A Message from Dr. Bone:

Try Not Buy is the Key to a Funded Grant Proposal

I have been writing grants since I was 18 years old and directing a small non-profit program for special needs children in the rural South. Don't ask me how I got the job. That is another story!
Still, the first thing I learned was that the programs I wanted to do for these needy children would not only have to be planned and carried out, by me, but that the funding would have to be orchestrated by me - using grants.

Now, I had heard the word "grant" as a verb. I did not yet know that it was a noun. I quickly learned that "the grant" was essential. As an English major in college, I fancied myself a writer. So, I set my mind to writing my first proposal on a manual typewriter in the attic of the church that provided space for the organization. I was not of legal age, so one of the retired school teachers who sat on the board of directors had to sign the documents. To our surprise, that is me and the board, the grant was funded. I wrote more grants. All were funded.

Today, I am one of the most successful grant writers in the country and have written three best-selling books on the topic. I will share with you the most essential piece of information about grant writing that I learned 30 years ago. You must TRY not BUY.

What Is Try not Buy?

Novices in grant writing tell me at a workshop that:

  1. We need _____.
  2. I want to get _____.
  3. We have to have ______ for our project.
  4. I am going to get _____with the grant.

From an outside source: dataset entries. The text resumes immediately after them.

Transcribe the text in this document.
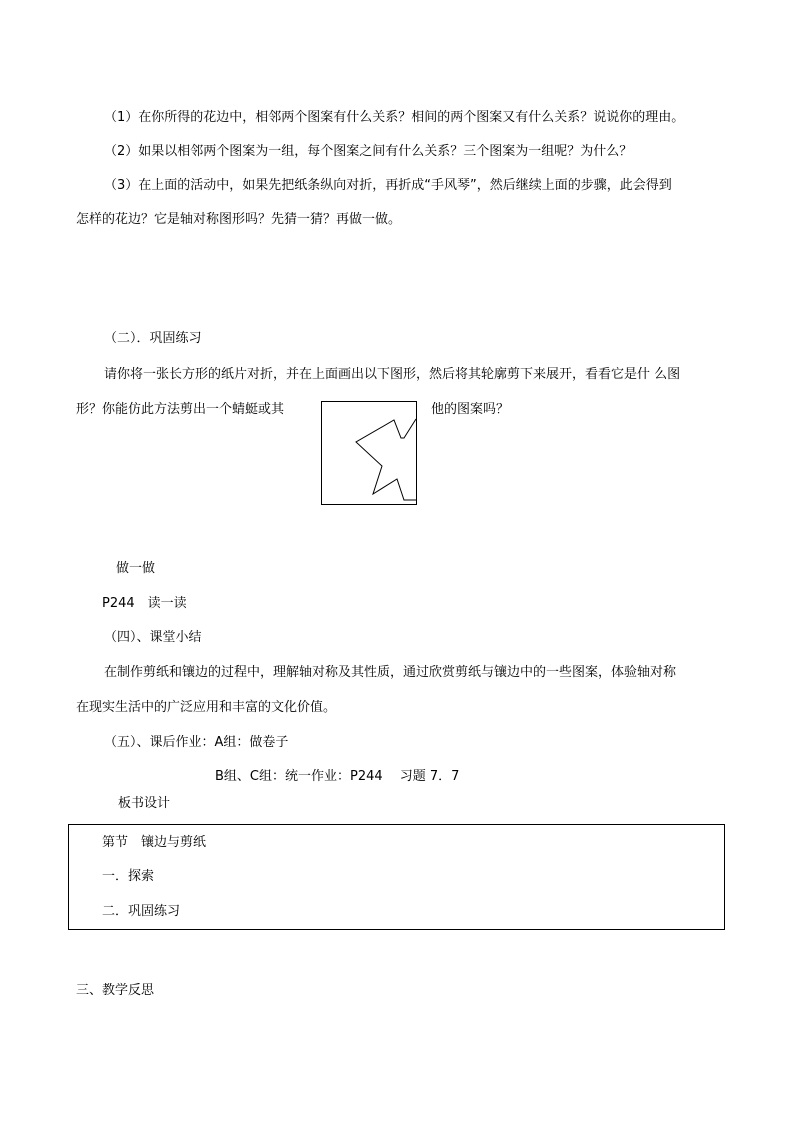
（1）在你所得的花边中，相邻两个图案有什么关系？相间的两个图案又有什么关系？说说你的理由。
（2）如果以相邻两个图案为一组，每个图案之间有什么关系？三个图案为一组呢？为什么？
（3）在上面的活动中，如果先把纸条纵向对折，再折成“手风琴”，然后继续上面的步骤，此会得到
怎样的花边？它是轴对称图形吗？先猜一猜？再做一做。
（二）．巩固练习
请你将一张长方形的纸片对折，并在上面画出以下图形，然后将其轮廓剪下来展开，看看它是什 么图
形？你能仿此方法剪出一个蜻蜓或其	他的图案吗？
做一做
P244　读一读
（四）、课堂小结
在制作剪纸和镶边的过程中，理解轴对称及其性质，通过欣赏剪纸与镶边中的一些图案，体验轴对称
在现实生活中的广泛应用和丰富的文化价值。
（五）、课后作业：A组：做卷子
B组、C组：统一作业：P244　 习题 7．7
板书设计
第节　镶边与剪纸
一．探索
二．巩固练习
三、教学反思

You can fill in the blanks with just about any object or person, but you won't get it funded. That is because you have the wrong idea about grants. A grant proposal isn't about what you will buy. That is part of the budget.

A grant is about what you want to "Try to do or change" in the organization, community, or population that you serve.

Here are a few examples:

  • We want to buy assistive technology equipment for pre-schoolers. WRONG
  • We want to try to improve reading readiness scores among 3-5 year old Latino boys in an urban pre-school setting. RIGHT
  • Our organization will buy DVDs, a part-time social worker, and learning materials for our parenting project. WRONG
  • Our organization will try a project called "Parenting Power" to improve the readiness of three and four-year-olds for school. RIGHT
You get the idea. Buying will happen, once you get funded. But you must convince the funders that what you plan on Trying is worth it.